Guiding Principles for Purposeful Sampling

Purposeful sampling, a strategy extensively used in qualitative research, involves identifying and choosing cases that are rich in information, thereby maximizing the effectiveness of limited resources (Patton 2002).

The SHE Corpus guiding principles for implementing purposeful sampling are as follows:

1. Expert Judgement

Selection of documents within a specified genre or from a specific source relies on expert judgement. Initial pre-screening is conducted, followed by consultation with experts in both corpus analysis and health science. This is to ensure that what is included is relevant to the subject matter and to identify any key documents that warrant prioritization.

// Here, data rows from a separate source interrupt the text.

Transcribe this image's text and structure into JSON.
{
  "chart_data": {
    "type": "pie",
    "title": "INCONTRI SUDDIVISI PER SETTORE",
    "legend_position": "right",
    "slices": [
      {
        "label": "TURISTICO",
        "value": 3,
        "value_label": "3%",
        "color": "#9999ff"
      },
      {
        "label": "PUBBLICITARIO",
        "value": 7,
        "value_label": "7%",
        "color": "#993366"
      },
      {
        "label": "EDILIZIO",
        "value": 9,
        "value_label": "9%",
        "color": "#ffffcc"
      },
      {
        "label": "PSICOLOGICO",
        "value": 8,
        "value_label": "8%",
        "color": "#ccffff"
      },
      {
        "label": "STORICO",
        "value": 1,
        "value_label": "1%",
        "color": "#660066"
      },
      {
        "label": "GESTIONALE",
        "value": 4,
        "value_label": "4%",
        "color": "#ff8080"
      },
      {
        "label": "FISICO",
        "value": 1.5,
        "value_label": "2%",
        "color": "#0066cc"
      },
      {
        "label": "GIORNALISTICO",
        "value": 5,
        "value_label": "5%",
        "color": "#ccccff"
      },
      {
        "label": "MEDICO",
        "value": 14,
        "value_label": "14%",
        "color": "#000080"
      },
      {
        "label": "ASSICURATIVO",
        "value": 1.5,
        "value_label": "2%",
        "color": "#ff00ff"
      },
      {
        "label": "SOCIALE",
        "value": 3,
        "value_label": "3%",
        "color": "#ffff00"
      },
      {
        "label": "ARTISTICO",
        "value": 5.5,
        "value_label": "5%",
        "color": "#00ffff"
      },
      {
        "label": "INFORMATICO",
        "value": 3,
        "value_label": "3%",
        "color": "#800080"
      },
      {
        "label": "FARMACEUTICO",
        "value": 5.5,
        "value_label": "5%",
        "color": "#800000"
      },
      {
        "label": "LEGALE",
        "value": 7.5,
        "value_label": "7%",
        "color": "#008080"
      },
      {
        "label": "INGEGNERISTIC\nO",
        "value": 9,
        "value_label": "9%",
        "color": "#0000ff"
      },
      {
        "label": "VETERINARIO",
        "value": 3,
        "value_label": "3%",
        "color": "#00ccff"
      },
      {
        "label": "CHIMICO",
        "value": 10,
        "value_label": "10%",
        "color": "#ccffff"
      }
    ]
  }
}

2. Ongoing Monitoring of Content

The selection process is open-ended and ongoing. While it is impossible to cover every document within a domain, we continue to add material until saturation is reached within a particular category.

3. Maximum Variation

The Sustainability& Health Corpus is not a corpus of the medical canon. It represents a variety of voices and is medical in content, not in terms of expertise. We deliberately attempt to represent both mainstream and non-mainstream sources and to select documents that exhibit the greatest possible diversity of voices and opinions. For instance, when exploring the topic of abortion, our aim is to ensure that our sample encompasses a wide spectrum of perspectives, including ‘pro-life’ and ‘pro-choice’ voices and various positions in between.

4. User Feedback

Given the open-endedness and ongoing expansion of the SHE Corpus, users  are encouraged to suggest additional content within any of the topic areas we prioritise. Please write to Mona Baker, Jan Buts, Gabriela Saldanha or Kyung Hye Kim.

Transparency and Accountability

Details of the full list of texts included in the SHE Corpus at any one time are readily available to the research community through the website. Click on Contents of the Sustainability & Health Corpus to access the full database.



Biber, D. (1993) ‘Representativeness in Corpus Design’, Literary and Linguistic Computing 8(4): 243-257.

Rees, G. (2022) ‘Using Corpora to Write Dictionaries’, in A. O’Keeffe and M.J. McCarthy (eds) The Routledge Handbook of Corpus Linguistics, second edition, Abingdon: Routledge, 387-404.

Patton M. Q. (2002) Qualitative Research and Evaluation Methods, third edition, Thousand Oaks, CA: Sage Publications

Sinclair, J. McH. (2004) ‘Corpus and Text: Basic Principles’, in M. Wynne (ed.) Developing Linguistic Corpora: A guide to good practice. Available at

Weisser, M. (2022) ‘What Corpora Are Available?’, in A. O’Keeffe and M.J. McCarthy (eds) The Routledge Handbook of Corpus Linguistics, second edition, Abingdon: Routledge, 89-102.